I serialize some configuration objects and store the result bytes within a database.

new BinaryFormatter().Serialize(memoryStream, instance);
Convert.ToBase64String(memoryStream.ToArray());

These objects will be deserialized later.

new BinaryFormatter().Deserialize(memoryStream);

It's possible, that the Application has some new assembly versions at the time of deserialization. In general it works well, but sometimes I get a file load exception: "The located assembly's manifest definition does not match the assembly reference.". The assemblies work all with strong naming, can that be the problem and how could I avoid this problem?

Thanks for help

Answer 1

Absolutely, using BinaryFormatter with database (i.e. long-term) storage is a bad idea; BinaryFormatter has two three big faults (by default):

• it includes type metadata (shucks if you move/rename your types... this can mean strong name/versioning too)
• it includes field names (fields are private details!)
• it is .NET specific (which is a pain if you ever want to use anything else)

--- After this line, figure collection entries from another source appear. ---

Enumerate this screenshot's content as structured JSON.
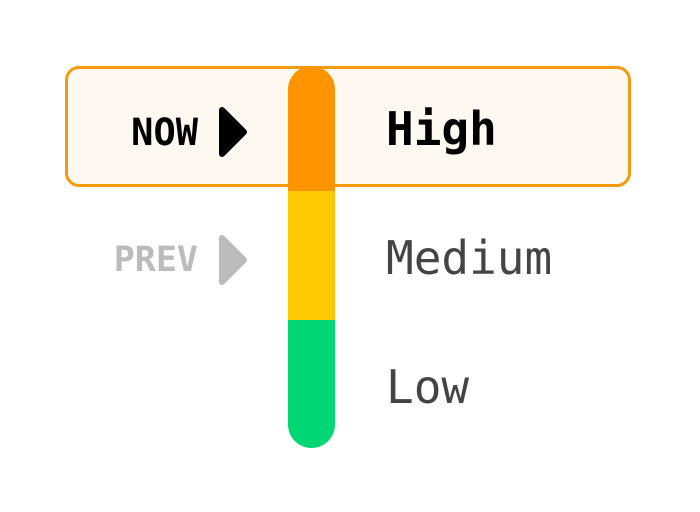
{
  "levels": [
    {
      "label": "High",
      "color": "#ff9400"
    },
    {
      "label": "Medium",
      "color": "#ffc800"
    },
    {
      "label": "Low",
      "color": "#00d673"
    }
  ],
  "current": {
    "marker": "NOW",
    "level": "High",
    "highlight_color": "#f59a0c",
    "icon": "triangle-right-icon"
  },
  "previous": {
    "marker": "PREV",
    "level": "Medium",
    "icon": "triangle-right-icon"
  }
}
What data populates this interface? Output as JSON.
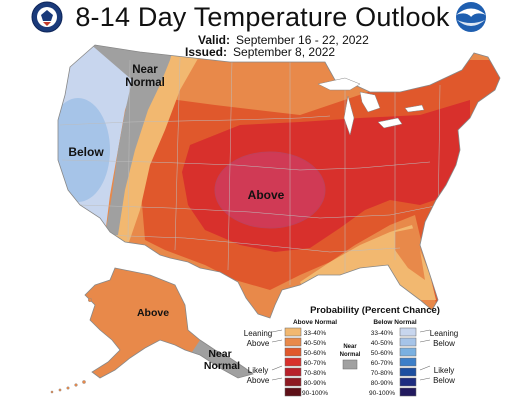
{
  "title": "8-14 Day Temperature Outlook",
  "valid": {
    "label": "Valid:",
    "value": "September 16 - 22, 2022"
  },
  "issued": {
    "label": "Issued:",
    "value": "September 8, 2022"
  },
  "logos": {
    "left": "commerce-seal-icon",
    "right": "noaa-logo-icon",
    "right_text": "NOAA"
  },
  "map_labels": {
    "near_normal_west": [
      "Near",
      "Normal"
    ],
    "below": "Below",
    "above": "Above",
    "alaska_above": "Above",
    "near_normal_alaska": [
      "Near",
      "Normal"
    ]
  },
  "legend": {
    "title": "Probability (Percent Chance)",
    "above_header": "Above Normal",
    "below_header": "Below Normal",
    "leaning_above": [
      "Leaning",
      "Above"
    ],
    "likely_above": [
      "Likely",
      "Above"
    ],
    "leaning_below": [
      "Leaning",
      "Below"
    ],
    "likely_below": [
      "Likely",
      "Below"
    ],
    "near_normal": [
      "Near",
      "Normal"
    ],
    "above_bins": [
      {
        "label": "33-40%",
        "color": "#f2b870"
      },
      {
        "label": "40-50%",
        "color": "#e8894a"
      },
      {
        "label": "50-60%",
        "color": "#e0582c"
      },
      {
        "label": "60-70%",
        "color": "#d8302c"
      },
      {
        "label": "70-80%",
        "color": "#b8212a"
      },
      {
        "label": "80-90%",
        "color": "#8e1a22"
      },
      {
        "label": "90-100%",
        "color": "#5e1018"
      }
    ],
    "below_bins": [
      {
        "label": "33-40%",
        "color": "#c8d6ee"
      },
      {
        "label": "40-50%",
        "color": "#a6c4e8"
      },
      {
        "label": "50-60%",
        "color": "#7ab0e0"
      },
      {
        "label": "60-70%",
        "color": "#3d7fc8"
      },
      {
        "label": "70-80%",
        "color": "#1d4fa0"
      },
      {
        "label": "80-90%",
        "color": "#1e2d80"
      },
      {
        "label": "90-100%",
        "color": "#221a5e"
      }
    ],
    "near_normal_color": "#a0a0a0"
  }
}
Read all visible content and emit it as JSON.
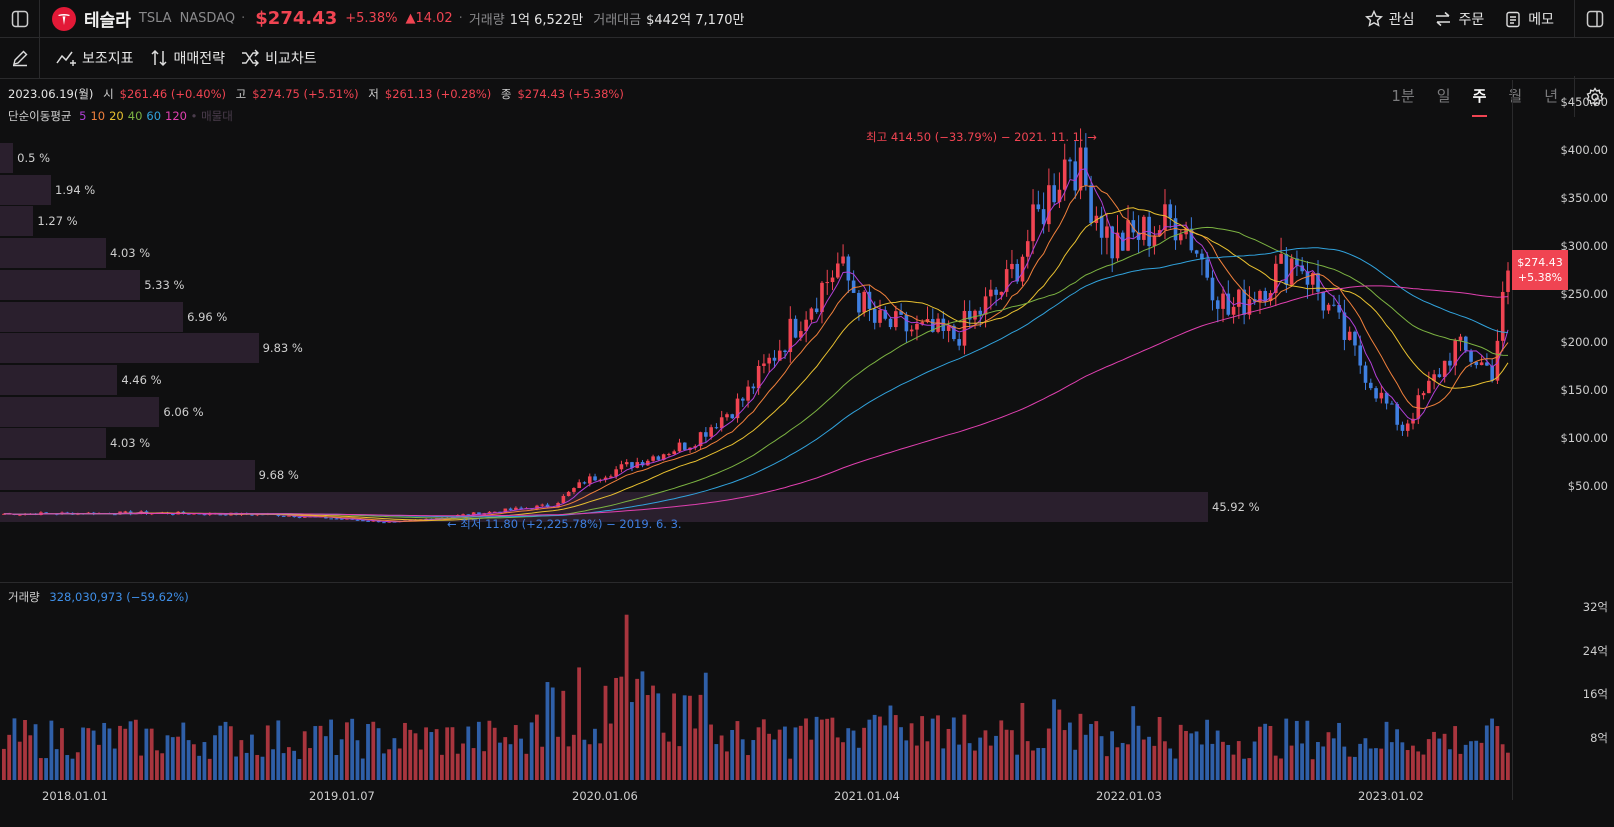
{
  "header": {
    "company": "테슬라",
    "ticker": "TSLA",
    "exchange": "NASDAQ",
    "price": "$274.43",
    "change_pct": "+5.38%",
    "change_amt": "▲14.02",
    "volume_label": "거래량",
    "volume_value": "1억 6,522만",
    "turnover_label": "거래대금",
    "turnover_value": "$442억 7,170만",
    "buttons": {
      "watch": "관심",
      "order": "주문",
      "memo": "메모"
    }
  },
  "toolbar": {
    "indicators": "보조지표",
    "strategy": "매매전략",
    "compare": "비교차트"
  },
  "periods": [
    {
      "label": "1분"
    },
    {
      "label": "일"
    },
    {
      "label": "주",
      "active": true
    },
    {
      "label": "월"
    },
    {
      "label": "년"
    }
  ],
  "ohlc": {
    "date": "2023.06.19(월)",
    "o_label": "시",
    "o": "$261.46 (+0.40%)",
    "h_label": "고",
    "h": "$274.75 (+5.51%)",
    "l_label": "저",
    "l": "$261.13 (+0.28%)",
    "c_label": "종",
    "c": "$274.43 (+5.38%)"
  },
  "ma": {
    "label": "단순이동평균",
    "periods": [
      {
        "p": "5",
        "color": "#b03fd6"
      },
      {
        "p": "10",
        "color": "#f0803c"
      },
      {
        "p": "20",
        "color": "#e8c030"
      },
      {
        "p": "40",
        "color": "#7cb342"
      },
      {
        "p": "60",
        "color": "#31a2dc"
      },
      {
        "p": "120",
        "color": "#e040b0"
      }
    ],
    "extra": "• 매물대"
  },
  "annotations": {
    "high": "최고 414.50 (−33.79%) − 2021. 11. 1. →",
    "low": "← 최저 11.80 (+2,225.78%) − 2019. 6. 3."
  },
  "volume_profile": [
    {
      "pct": "0.5 %",
      "v": 0.5
    },
    {
      "pct": "1.94 %",
      "v": 1.94
    },
    {
      "pct": "1.27 %",
      "v": 1.27
    },
    {
      "pct": "4.03 %",
      "v": 4.03
    },
    {
      "pct": "5.33 %",
      "v": 5.33
    },
    {
      "pct": "6.96 %",
      "v": 6.96
    },
    {
      "pct": "9.83 %",
      "v": 9.83
    },
    {
      "pct": "4.46 %",
      "v": 4.46
    },
    {
      "pct": "6.06 %",
      "v": 6.06
    },
    {
      "pct": "4.03 %",
      "v": 4.03
    },
    {
      "pct": "9.68 %",
      "v": 9.68
    },
    {
      "pct": "45.92 %",
      "v": 45.92
    }
  ],
  "y_axis": [
    "$450.00",
    "$400.00",
    "$350.00",
    "$300.00",
    "$250.00",
    "$200.00",
    "$150.00",
    "$100.00",
    "$50.00"
  ],
  "current_tag": {
    "price": "$274.43",
    "pct": "+5.38%"
  },
  "volume": {
    "label": "거래량",
    "value": "328,030,973 (−59.62%)",
    "axis": [
      "32억",
      "24억",
      "16억",
      "8억"
    ]
  },
  "x_axis": [
    "2018.01.01",
    "2019.01.07",
    "2020.01.06",
    "2021.01.04",
    "2022.01.03",
    "2023.01.02"
  ],
  "chart_data": {
    "type": "candlestick",
    "x": [
      "2018-01",
      "2018-07",
      "2019-01",
      "2019-06",
      "2020-01",
      "2020-02",
      "2020-07",
      "2020-09",
      "2020-12",
      "2021-01",
      "2021-03",
      "2021-06",
      "2021-09",
      "2021-11",
      "2022-01",
      "2022-04",
      "2022-06",
      "2022-09",
      "2022-12",
      "2023-01",
      "2023-03",
      "2023-05",
      "2023-06"
    ],
    "close": [
      21,
      22,
      20,
      12,
      30,
      55,
      95,
      140,
      235,
      280,
      220,
      205,
      260,
      400,
      300,
      330,
      230,
      290,
      150,
      110,
      195,
      170,
      274.43
    ],
    "high_label": 414.5,
    "low_label": 11.8,
    "ylim": [
      0,
      480
    ]
  }
}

My blog post here raises two specific issues with this - obfuscation and automatically implemented properties... I won't repeat the text here, but you may find it interesting.

I recommend the use of a contract based serialization. XmlSerializer or DataContractSerializer would suffice normally. If you want small efficient binary, then protobuf-net might be of interest. Unlike BinaryFormatter, the binary from this is portable between implementations, extensible (for new fields), etc. And it is quicker and smaller, too.